According to the latest data, the pneumocysts are referred to as fungi, possibly as actinomycetes or higher fungi, asko- or basidomycetes. At the same time, some researchers consider P. carinii a phylogenetically ancient pathogen of an indefinite systematic position, which in the process of evolution lost its characteristic taxonomic features (T. W. Beyer, 1989). Modern molecular biological and molecular genetic analysis can not definitively determine their species. To address this issue, an ultrastructural study of the pathogen, the study of its phylogenesis and the improvement of pneumocysts cultivation techniques are necessary.

P. carinii is an extracellular parasite tropic to lung tissue. In the development cycle, the pneumocystics secrete a vegetative form (trophozoite), a precyst and a cyst with intracystic bodies.

Trophozoites – cells 1-8 microns, coated with a thin shell. Their form is diverse and mobile (oval, ameba-like, etc.). It depends on the shape of the structures to which they fit. From the surface of the trophozoite, micro-growths and long processes in the form of filopodia depart. At their expense, the pneumocytes are interconnected and attached to the host cells. The core is limited to two membranes. Mitochondria, free ribosomes, small and large vacuoles, polysaccharides, lipid drops are detected in the cytoplasm. Sometimes there are dual cells, which may indicate division or copulation. According to electron microscopic studies, trophozoites tightly adhere to first-order alveolocytes. Filopodiums can go deep into the cell of the lung of the host without breaking its membrane. At the same time, the membrane of the alveolocyte can enter the body of the trophozoite without damaging it. Physiological contact of the pathogen with the host is carried out through a system of micropinocytic vesicles.

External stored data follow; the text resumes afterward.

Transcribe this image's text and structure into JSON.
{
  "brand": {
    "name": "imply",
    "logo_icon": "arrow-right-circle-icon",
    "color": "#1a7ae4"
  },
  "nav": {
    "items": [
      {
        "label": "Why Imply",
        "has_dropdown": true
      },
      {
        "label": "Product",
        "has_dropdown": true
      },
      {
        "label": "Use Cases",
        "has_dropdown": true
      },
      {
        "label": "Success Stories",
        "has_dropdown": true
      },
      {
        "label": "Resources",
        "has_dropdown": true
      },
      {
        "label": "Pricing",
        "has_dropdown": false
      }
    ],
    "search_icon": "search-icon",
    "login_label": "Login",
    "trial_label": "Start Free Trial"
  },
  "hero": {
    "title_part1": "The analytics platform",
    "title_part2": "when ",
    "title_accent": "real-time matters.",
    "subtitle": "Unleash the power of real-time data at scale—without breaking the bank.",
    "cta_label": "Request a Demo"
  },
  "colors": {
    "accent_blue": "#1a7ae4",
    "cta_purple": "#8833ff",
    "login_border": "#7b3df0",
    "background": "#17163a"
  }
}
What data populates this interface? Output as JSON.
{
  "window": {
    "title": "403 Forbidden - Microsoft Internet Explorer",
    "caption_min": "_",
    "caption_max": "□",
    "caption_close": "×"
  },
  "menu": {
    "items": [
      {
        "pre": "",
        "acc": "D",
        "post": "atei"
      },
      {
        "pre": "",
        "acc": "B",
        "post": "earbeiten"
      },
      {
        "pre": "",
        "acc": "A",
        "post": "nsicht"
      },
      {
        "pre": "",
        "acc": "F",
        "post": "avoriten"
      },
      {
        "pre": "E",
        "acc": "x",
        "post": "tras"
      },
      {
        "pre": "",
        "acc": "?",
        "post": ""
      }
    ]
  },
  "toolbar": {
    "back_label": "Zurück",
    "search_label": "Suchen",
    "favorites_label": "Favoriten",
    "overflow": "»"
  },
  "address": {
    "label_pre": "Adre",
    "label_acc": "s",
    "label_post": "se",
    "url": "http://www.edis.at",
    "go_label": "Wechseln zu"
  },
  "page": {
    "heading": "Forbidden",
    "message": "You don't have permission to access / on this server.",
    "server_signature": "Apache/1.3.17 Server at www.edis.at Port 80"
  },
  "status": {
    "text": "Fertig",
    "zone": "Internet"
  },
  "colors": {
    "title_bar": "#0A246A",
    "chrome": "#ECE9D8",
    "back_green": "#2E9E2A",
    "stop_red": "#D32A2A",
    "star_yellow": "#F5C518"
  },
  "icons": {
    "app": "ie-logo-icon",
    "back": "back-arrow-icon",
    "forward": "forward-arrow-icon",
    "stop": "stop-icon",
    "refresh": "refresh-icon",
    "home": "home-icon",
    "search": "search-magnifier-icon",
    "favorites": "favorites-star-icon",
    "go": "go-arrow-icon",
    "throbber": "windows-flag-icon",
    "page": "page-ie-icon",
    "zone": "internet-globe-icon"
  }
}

The predzista are oval cells with a diameter of 2–5 µm, lacking pellicular processes. Nuclear fission occurs in them. P. carinii cysts are round or oval, 3.5–10 µm in size, sometimes up to 30 µm (Fig. 20). They are covered with a dense three-layer shell and an outer membrane. The cytoplasm contains from 1 to 8 intracystic bodies that go into the lumen of the alveoli after rupture of the cysts. Empty cysts have an irregular shape, often in the form of a crescent, sometimes they contain intracystial bodies. The size of the last 1-2 microns. The pellicle intracystic cells re-forms after leaving the destroyed cyst. They become extracellular trophozoites and begin a new round of the life cycle.

Among AIDS patients, pneumocystosis is one of the most frequent opportunistic infections (more than 80%) and, if left untreated, almost always leads to death. In other patients with a weakened immune system, pneumocystis is excreted in 40% of cases. According to animal experiments, the incubation period lasts from 4 to 8 weeks.